For dessert, besides for the standard pumpkin pie, we also had a pot-de-creme of very bitter, dark chocolate. We drank Rogue Chocolate Stout. The stout itself is amazing, but the chocolate flavor in it was completely overpowered by the strength of the chocolate in the pot-de-creme. Oh well. So we really couldn't taste the beer as much as we could have (or did with the pumpkin pie...that beer with pumpkin pie is like an especially beautiful marriage) otherwise. Next time, especially with such a potent dessert, I will try the Rogue Shakespeare stout. The bigger roasted malts and coffee-like flavors would probably stand out much better against such a rich chocolate.

As a digestif, as our stomachs rumbled and we drifted in and out of consciousness, we enjoyed Sierra Nevada Bigfoot barleywine-style ale. Big, robust, syrupy...quite like a port wine in every sense of consistency and taste. The perfect beer to put us into the post-dinner snooze.

All in all, the dinner and the beers were a huge hit, with the near-miss on the Chocolate stout. Can't always be perfect, but with the closeness of my family and the fun we all had, it really didn't matter.


Mike 9:12 AM  

Mmmmm. Sounds great.

You've covered the beer, so not much to ask or add.
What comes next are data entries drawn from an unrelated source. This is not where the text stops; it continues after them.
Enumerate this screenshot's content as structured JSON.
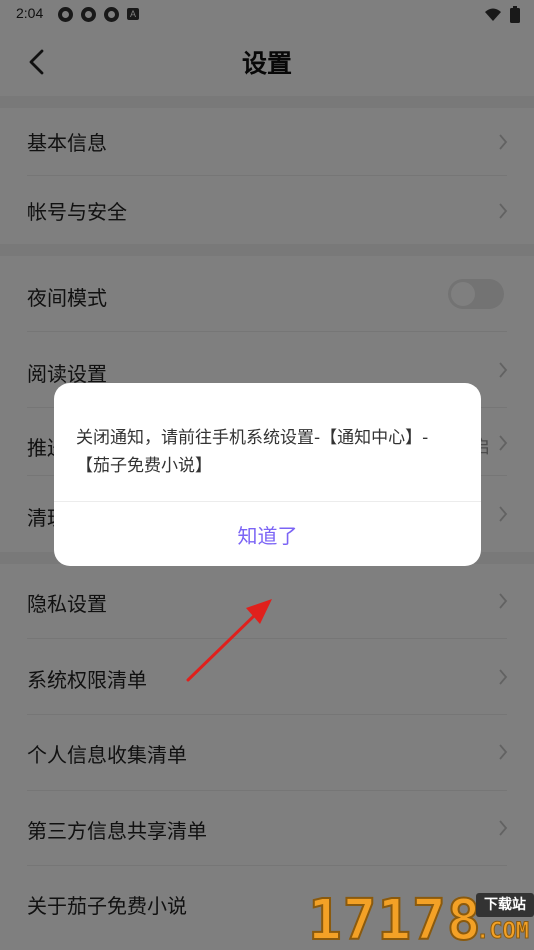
{
  "status_bar": {
    "time": "2:04",
    "left_icons": [
      "app-notification-icon",
      "app-notification-icon",
      "app-notification-icon",
      "a-letter-icon"
    ],
    "right_icons": [
      "wifi-icon",
      "battery-icon"
    ]
  },
  "header": {
    "title": "设置"
  },
  "sections": [
    {
      "items": [
        {
          "label": "基本信息"
        },
        {
          "label": "帐号与安全"
        }
      ]
    },
    {
      "items": [
        {
          "label": "夜间模式",
          "toggle_on": false
        },
        {
          "label": "阅读设置"
        },
        {
          "label": "推送",
          "extra": "启"
        },
        {
          "label": "清理"
        }
      ]
    },
    {
      "items": [
        {
          "label": "隐私设置"
        },
        {
          "label": "系统权限清单"
        },
        {
          "label": "个人信息收集清单"
        },
        {
          "label": "第三方信息共享清单"
        },
        {
          "label": "关于茄子免费小说"
        }
      ]
    }
  ],
  "dialog": {
    "message": "关闭通知，请前往手机系统设置-【通知中心】-【茄子免费小说】",
    "confirm_label": "知道了"
  },
  "watermark": {
    "digits": "17178",
    "badge": "下载站",
    "domain": ".COM"
  },
  "colors": {
    "accent": "#7b64f5",
    "overlay": "rgba(0,0,0,0.5)",
    "arrow": "#e0201c"
  }
}
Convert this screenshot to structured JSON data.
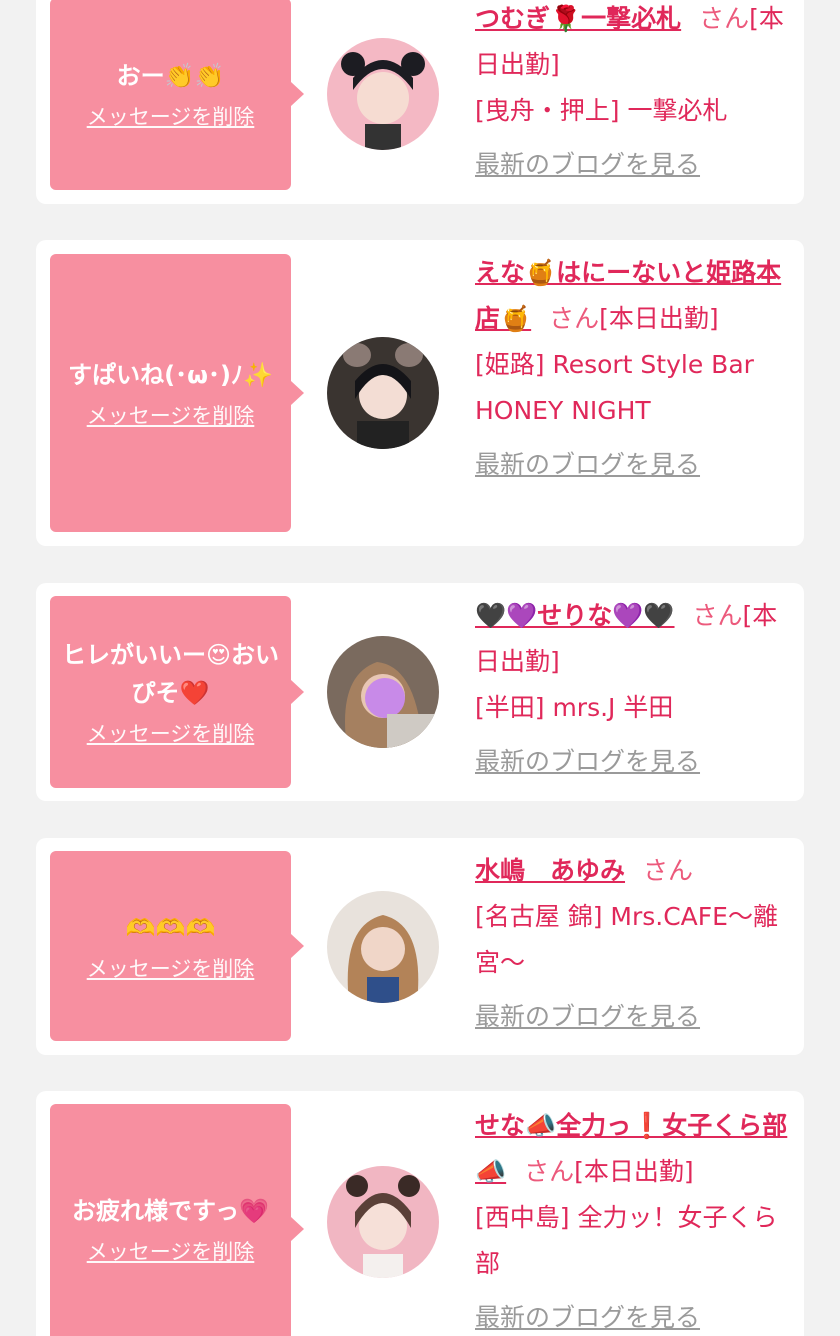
{
  "delete_label": "メッセージを削除",
  "blog_label": "最新のブログを見る",
  "san_label": "さん",
  "colors": {
    "background": "#f2f2f2",
    "card": "#ffffff",
    "bubble": "#f78fa0",
    "accent": "#e0285a",
    "link_gray": "#9a9a9a"
  },
  "cards": [
    {
      "message": "おー👏👏",
      "name": "つむぎ🌹一撃必札",
      "status": "[本日出勤]",
      "shop": "[曳舟・押上] 一撃必札",
      "avatar_icon": "profile-photo"
    },
    {
      "message": "すぱいね(･ω･)ﾉ✨",
      "name": "えな🍯はにーないと姫路本店🍯",
      "status": "[本日出勤]",
      "shop": "[姫路] Resort Style Bar HONEY NIGHT",
      "avatar_icon": "profile-photo"
    },
    {
      "message": "ヒレがいいー😍おいぴそ❤️",
      "name": "🖤💜せりな💜🖤",
      "status": "[本日出勤]",
      "shop": "[半田] mrs.J 半田",
      "avatar_icon": "profile-photo"
    },
    {
      "message": "🫶🫶🫶",
      "name": "水嶋　あゆみ",
      "status": "",
      "shop": "[名古屋 錦] Mrs.CAFE〜離宮〜",
      "avatar_icon": "profile-photo"
    },
    {
      "message": "お疲れ様ですっ💗",
      "name": "せな📣全力っ❗️女子くら部📣",
      "status": "[本日出勤]",
      "shop": "[西中島] 全力ッ！女子くら部",
      "avatar_icon": "profile-photo"
    }
  ]
}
But I will ask . . . you did all the cooking?

That's a helluva spread.

Smitty 3:10 PM  

I did the turkey. My wife and I did the appetizers between the two of us. She did the sauteed squash. My mom did the dressings (bread and meat) and my grandma did the desserts (well, my cousin, who graduated from the Culinary Institute of America with a degree in desserts did the desserts...Grandma brought them).

So, a shared effort, but the wife and I did the lion's share. Thanks!

Mike 1:52 PM  

No new beer this week?

C'mon, your audience is mighty thoisty!